New Electron Transport Materials for High Performance Organic Solar Cells: Synthesis and Properties of Symmetrical and Asymmetrical 1,4,5,8‐Naphthalenetetracarboxylic Dianhydride Derivatives

Abstract

Two series – symmetrical and asymmetrical – of electron‐transporting 1,4,5,8‐naphthalenetetracarboxylic dianhydride derivatives are designed and synthesized. The compounds show high thermal stability with initial destruction temperatures reaching 481 °C. The materials absorb light in UV–visible region, however, avoiding parasitic absorption that makes them suitable for the usage in high performance solar cells. Cyclic voltammetry deduces relatively high electron affinity (3.84–4.10 eV) indicating strong electron accepting nature of the molecules.
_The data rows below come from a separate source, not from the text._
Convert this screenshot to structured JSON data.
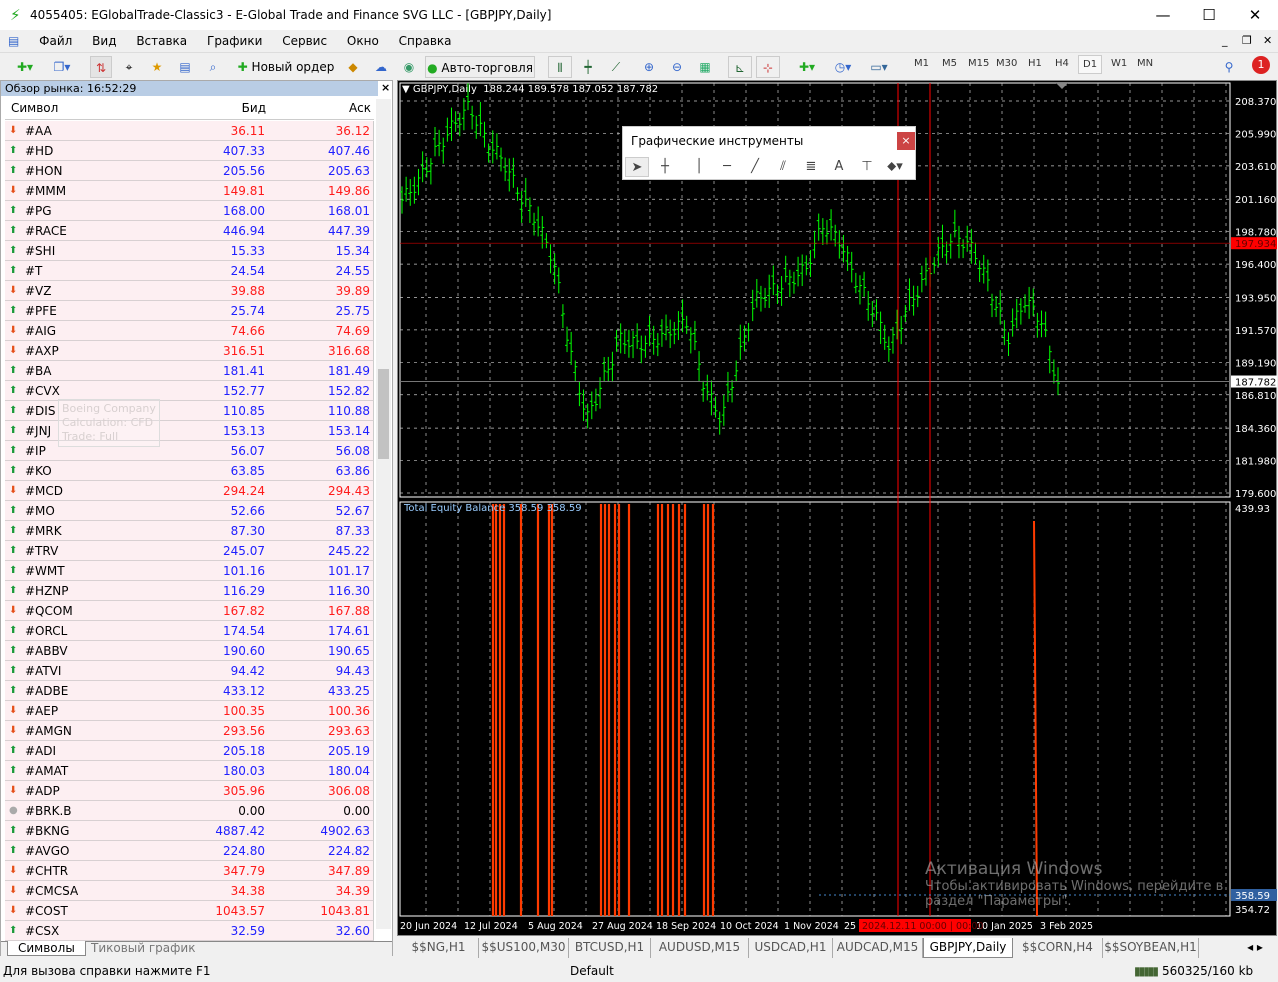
{
  "window": {
    "title": "4055405: EGlobalTrade-Classic3 - E-Global Trade and Finance SVG LLC - [GBPJPY,Daily]",
    "minimize": "—",
    "maximize": "☐",
    "close": "✕"
  },
  "menu": [
    "Файл",
    "Вид",
    "Вставка",
    "Графики",
    "Сервис",
    "Окно",
    "Справка"
  ],
  "toolbar": {
    "new_order": "Новый ордер",
    "autotrading": "Авто-торговля",
    "timeframes": [
      "M1",
      "M5",
      "M15",
      "M30",
      "H1",
      "H4",
      "D1",
      "W1",
      "MN"
    ],
    "active_timeframe": "D1",
    "notifications": "1"
  },
  "market_watch": {
    "title": "Обзор рынка: 16:52:29",
    "columns": [
      "Символ",
      "Бид",
      "Аск"
    ],
    "rows": [
      {
        "s": "#AA",
        "b": "36.11",
        "a": "36.12",
        "d": "down"
      },
      {
        "s": "#HD",
        "b": "407.33",
        "a": "407.46",
        "d": "up"
      },
      {
        "s": "#HON",
        "b": "205.56",
        "a": "205.63",
        "d": "up"
      },
      {
        "s": "#MMM",
        "b": "149.81",
        "a": "149.86",
        "d": "down"
      },
      {
        "s": "#PG",
        "b": "168.00",
        "a": "168.01",
        "d": "up"
      },
      {
        "s": "#RACE",
        "b": "446.94",
        "a": "447.39",
        "d": "up"
      },
      {
        "s": "#SHI",
        "b": "15.33",
        "a": "15.34",
        "d": "up"
      },
      {
        "s": "#T",
        "b": "24.54",
        "a": "24.55",
        "d": "up"
      },
      {
        "s": "#VZ",
        "b": "39.88",
        "a": "39.89",
        "d": "down"
      },
      {
        "s": "#PFE",
        "b": "25.74",
        "a": "25.75",
        "d": "up"
      },
      {
        "s": "#AIG",
        "b": "74.66",
        "a": "74.69",
        "d": "down"
      },
      {
        "s": "#AXP",
        "b": "316.51",
        "a": "316.68",
        "d": "down"
      },
      {
        "s": "#BA",
        "b": "181.41",
        "a": "181.49",
        "d": "up"
      },
      {
        "s": "#CVX",
        "b": "152.77",
        "a": "152.82",
        "d": "up"
      },
      {
        "s": "#DIS",
        "b": "110.85",
        "a": "110.88",
        "d": "up"
      },
      {
        "s": "#JNJ",
        "b": "153.13",
        "a": "153.14",
        "d": "up"
      },
      {
        "s": "#IP",
        "b": "56.07",
        "a": "56.08",
        "d": "up"
      },
      {
        "s": "#KO",
        "b": "63.85",
        "a": "63.86",
        "d": "up"
      },
      {
        "s": "#MCD",
        "b": "294.24",
        "a": "294.43",
        "d": "down"
      },
      {
        "s": "#MO",
        "b": "52.66",
        "a": "52.67",
        "d": "up"
      },
      {
        "s": "#MRK",
        "b": "87.30",
        "a": "87.33",
        "d": "up"
      },
      {
        "s": "#TRV",
        "b": "245.07",
        "a": "245.22",
        "d": "up"
      },
      {
        "s": "#WMT",
        "b": "101.16",
        "a": "101.17",
        "d": "up"
      },
      {
        "s": "#HZNP",
        "b": "116.29",
        "a": "116.30",
        "d": "up"
      },
      {
        "s": "#QCOM",
        "b": "167.82",
        "a": "167.88",
        "d": "down"
      },
      {
        "s": "#ORCL",
        "b": "174.54",
        "a": "174.61",
        "d": "up"
      },
      {
        "s": "#ABBV",
        "b": "190.60",
        "a": "190.65",
        "d": "up"
      },
      {
        "s": "#ATVI",
        "b": "94.42",
        "a": "94.43",
        "d": "up"
      },
      {
        "s": "#ADBE",
        "b": "433.12",
        "a": "433.25",
        "d": "up"
      },
      {
        "s": "#AEP",
        "b": "100.35",
        "a": "100.36",
        "d": "down"
      },
      {
        "s": "#AMGN",
        "b": "293.56",
        "a": "293.63",
        "d": "down"
      },
      {
        "s": "#ADI",
        "b": "205.18",
        "a": "205.19",
        "d": "up"
      },
      {
        "s": "#AMAT",
        "b": "180.03",
        "a": "180.04",
        "d": "up"
      },
      {
        "s": "#ADP",
        "b": "305.96",
        "a": "306.08",
        "d": "down"
      },
      {
        "s": "#BRK.B",
        "b": "0.00",
        "a": "0.00",
        "d": "none"
      },
      {
        "s": "#BKNG",
        "b": "4887.42",
        "a": "4902.63",
        "d": "up"
      },
      {
        "s": "#AVGO",
        "b": "224.80",
        "a": "224.82",
        "d": "up"
      },
      {
        "s": "#CHTR",
        "b": "347.79",
        "a": "347.89",
        "d": "down"
      },
      {
        "s": "#CMCSA",
        "b": "34.38",
        "a": "34.39",
        "d": "down"
      },
      {
        "s": "#COST",
        "b": "1043.57",
        "a": "1043.81",
        "d": "down"
      },
      {
        "s": "#CSX",
        "b": "32.59",
        "a": "32.60",
        "d": "up"
      }
    ],
    "tooltip": [
      "Boeing Company",
      "Calculation: CFD",
      "Trade: Full"
    ],
    "tabs": [
      "Символы",
      "Тиковый график"
    ]
  },
  "chart": {
    "header": "GBPJPY,Daily  188.244 189.578 187.052 187.782",
    "price_ticks": [
      "208.370",
      "205.990",
      "203.610",
      "201.160",
      "198.780",
      "196.400",
      "193.950",
      "191.570",
      "189.190",
      "186.810",
      "184.360",
      "181.980",
      "179.600"
    ],
    "price_range": [
      179.6,
      208.37
    ],
    "bid_label": "187.782",
    "ask_label": "197.934",
    "approx_closes": [
      201.1,
      202.5,
      204.7,
      206.5,
      208.0,
      205.5,
      204,
      201.5,
      199.6,
      196.7,
      190,
      185,
      188,
      190.9,
      190.5,
      190.9,
      191.5,
      192.3,
      187.3,
      185,
      189.4,
      193.8,
      194.5,
      195.2,
      196,
      199.3,
      198.2,
      195.2,
      193.1,
      190.2,
      193.1,
      195.2,
      197.4,
      198.5,
      197.4,
      194.5,
      190.9,
      193.8,
      192.3,
      187.6
    ],
    "indicator": {
      "label": "Total Equity Balance 358.59 358.59",
      "ticks": [
        "439.93",
        "358.59",
        "354.72"
      ]
    },
    "time_labels": [
      "20 Jun 2024",
      "12 Jul 2024",
      "5 Aug 2024",
      "27 Aug 2024",
      "18 Sep 2024",
      "10 Oct 2024",
      "1 Nov 2024",
      "25",
      "10 Jan 2025",
      "3 Feb 2025"
    ],
    "crosshair_time": "2024.12.11 00:00 | 00:00",
    "watermark": [
      "Активация Windows",
      "Чтобы активировать Windows, перейдите в",
      "раздел \"Параметры\"."
    ],
    "colors": {
      "bull": "#00ff00",
      "grid": "#c8c8c8",
      "marker": "#ff3b00",
      "vline": "#ff0000"
    }
  },
  "graphic_tools": {
    "title": "Графические инструменты",
    "close": "×"
  },
  "chart_tabs": [
    "$$NG,H1",
    "$$US100,M30",
    "BTCUSD,H1",
    "AUDUSD,M15",
    "USDCAD,H1",
    "AUDCAD,M15",
    "GBPJPY,Daily",
    "$$CORN,H4",
    "$$SOYBEAN,H1"
  ],
  "active_chart_tab": "GBPJPY,Daily",
  "status": {
    "help": "Для вызова справки нажмите F1",
    "profile": "Default",
    "traffic": "560325/160 kb"
  }
}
The synthesized compounds have remarkable electrical properties such as high conductivity (up to 4 × 10−5 S cm−1) and electron mobility (up to 10−3 cm2 V−1 s−1). The highest solar cell efficiency is obtained for asymmetrical adduct of 1,4,5,8‐naphthalenetetracarboxylic dianhydride, pyridine‐3‐amine, and pyridin‐3,4‐diamine, and exceeds the efficiency of the reference material C60. A comparative study of the experimentally estimated and theoretically calculated by means of density functional theory method characteristics of the electron‐transporting materials is presented. The control of the symmetry of the molecular structures is responsible for the high performance of compounds in the target devices.